Fortunately, Stewart chose to stay in Canada, and Nova Scotia specifically, following graduation. Soon after he finished his studies, he began working for Family SOS – a local not-for-profit that helps build healthy families – where he excelled as the program coordinator overseeing all children’s and youth operations. Now taking on a new role at the Centre for Entrepreneurship, Education and Development (or CEED) as the Youth Employability Program Manager, Stewart hopes to expand his professional horizons and create a personal path of success within the organization. “If I’m not moving forward, I’m not doing well,” he says.
“I’m always looking for the next opportunity to support my community.”
Stewart has a significant background in volunteerism and community involvement, including in the Dartmouth North and Spryfield areas where he spearheaded a youth social enterprise named Honey Beez and has also worked in recreation for years.
Honey Beez is a youth-led social enterprise with a goal of teaching valuable leadership and entrepreneurial skills. It is a joint Family SOS and CEED initiative. Participants learn to care for beehives and harvest honey, as well as market and sell related products. The program helps at-risk youth gain valuable skills and prepare themselves for future careers. It’s an initiative that has been a great success and continues to gain community support.
A champion for the Bachelor of Arts
Stewart has a lot to say about how attending university, and taking an Arts degree in particular, is beneficial. “It’s not only about getting a career, but it’s also about starting a journey to understanding what you’re passionate about,” he says. “Ultimately, it’s about being the best version of you that you can be…do that and a career will come.”
He suggests to future students that what they take in university be something that they enjoy instead of something they want to make money from. “Not everything is chasing money in life,” he notes, adding that “work-life balance” is key to success and happiness. Stewart believes in the flexibility and great fit a BA can provide and shares that taking a Bachelor of Arts helped him on his journey to where he is today by providing an experience that enabled him to realize his passions and incorporate his personality into his degree.
Balancing classroom and extra-curricular opportunity
At the Mount, students graduate with both an academic record and a record of their non-academic and extra-curricular involvement through an initiative known as the Co-Curricular Recognition Program (or CCRP). Through the program, Stewart formally captured his non-academic University experiences, like his role with the Students’ Union.

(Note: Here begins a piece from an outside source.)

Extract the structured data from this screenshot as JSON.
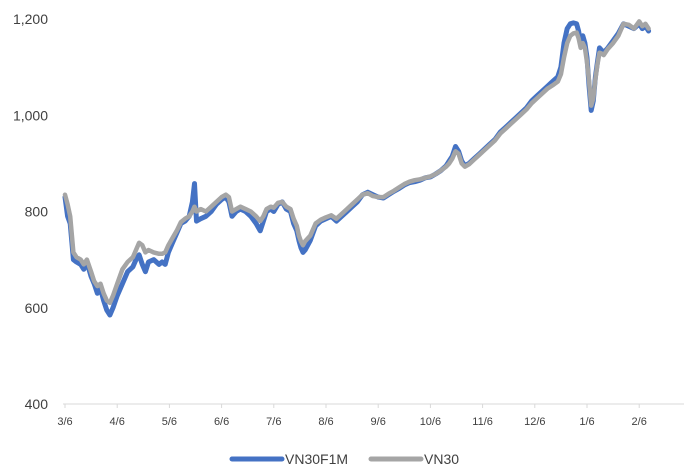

A co-curricular record is a document that can be helpful in meeting with future employers and applying for future academic programs, highlighting valuable skills and experience gained outside of the classroom, for example through volunteering, athletics and community work.
“Having the Co-Curricular Recognition Program at the Mount is huge because when you’re out in the real world you need these things to show that you can shift your priorities, whether it’s family, work, school,” says Stewart. “You’re always going to be dealing with a balancing act and overcoming adversity because life is unpredictable.”
Stewart offers the following tip to new graduates: have patience when entering the workforce. “I was actively involved in volunteering and in the community while looking for work. Patience is important, but you have to keep ‘working’ even if you aren’t getting paid.”
It might have taken some patience and persistence, but today Stewart is certainly making the most of his degree while putting his passions to work – and definitely leading by example.